How many times have we heard that lately? Something (pick a topic: person, place or thing) is "all about the" something else (fill in the blank). Rarely do you hear "it's all about the" method, the means, or the manner of that something else.

And there's a reason for it: the "it's all about the" person, place or thing is just too glib. Too slick. Too easy. And, for those reasons, it's also false.

The hardest thing about writing poetry -- at least as I'm able to see it -- is in getting real. I mean, that's "what it's all about," wouldn't you think? But go to an average poetry reading sometime -- even by published poets -- and really listen to what's being said. How much of it is honest? How much of it is the poet's self-selection of the truth? How much is self-justification? How much of it is the poet trying to hide -- from you, from him or herself? You might be surprised at how much honesty you really hear! Or, maybe not ... .

We look at the Anthology of ... or the Collected Works of ... , admiring the poet's power of expression and nuance -- and perhaps not think of the other stuff. The stuff this outstanding poetry we now admire stood out from.

And when you look at some of that "other stuff", you can see readily what makes the collected or anthologized poetry stand out from the rest: honesty. Fidelity to truth, at least as much of it as the poet is able to apprehend and communicate through the medium of poetry.

It gets down to the word itself. I can remember one poet saying that some activity or another (walking in the woods, admiring a sunset, whatever) really "stokes my muse." How on Earth, thought I, do you "stoke a muse?"

You can stoke a fire, you can obey a muse -- but how do you "stoke a muse?" OK, what he obviously meant is that this particular activity really got him in the mood to write poetry. But his mixed metaphor betrayed his (perhaps unconscious) feeling that he was in control of the process -- the fact that the process was there long before either of us existed did not seem to occur to him.
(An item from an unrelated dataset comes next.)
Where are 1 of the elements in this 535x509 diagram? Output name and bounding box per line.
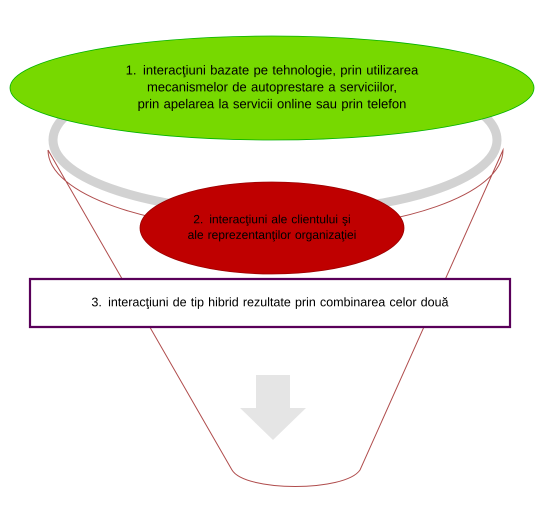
bottom-band: 3. interacţiuni de tip hibrid rezultate prin combinarea celor două — [28, 278, 512, 328]
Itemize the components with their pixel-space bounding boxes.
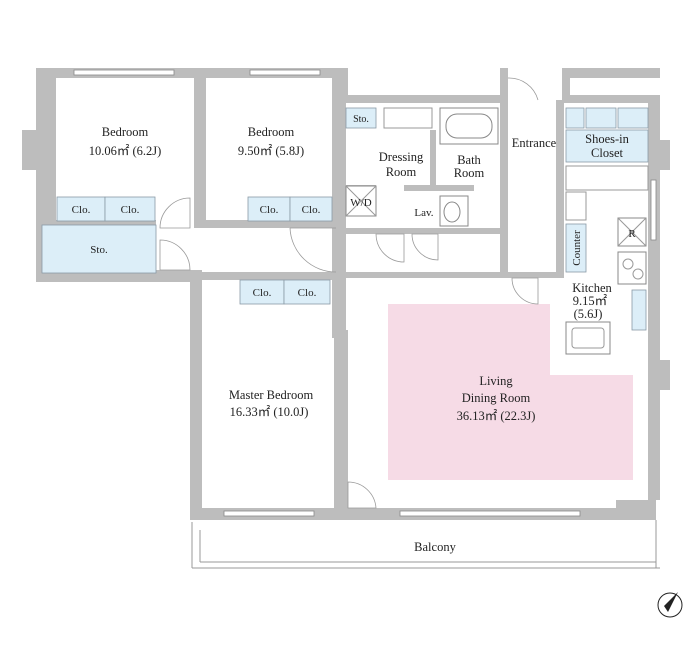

And his cracked verbiage revealed that flaw in his thinking.

I do remember logic class: I remember it clearly because the first instructor was so bad I decided to audit the same course a year later by a professor I really respected (and, in memory, still do). He spent at least a month going over so-called "informal" fallacies: not the "therefore, all men are Socrates" fallacies of formal logic, but the "When did you stop beating your wife?" type of fallacies. Those are the kind of fallacies that crack your thinking before you even begin to reason.

It's important to mention now, because I hear those informal fallacies all the time: hasty generalization, jumping to conclusions, ad hominem arguments, etc. The title for them all is more Latin: non sequitur. "It does not follow."

Emotional honesty is vital to all expression, especially poetry. Its very life blood is most transparent in free verse. Which is one reason that particular form remains popular: the minute you "talk falsely" at Open Mic Night, you're busted.

But in formal verse, craft can sometimes disguise dishonesty: emotional, intellectual, and spiritual. That's why you have to have a solid purpose and a strong foundation before you can start writing it successfully.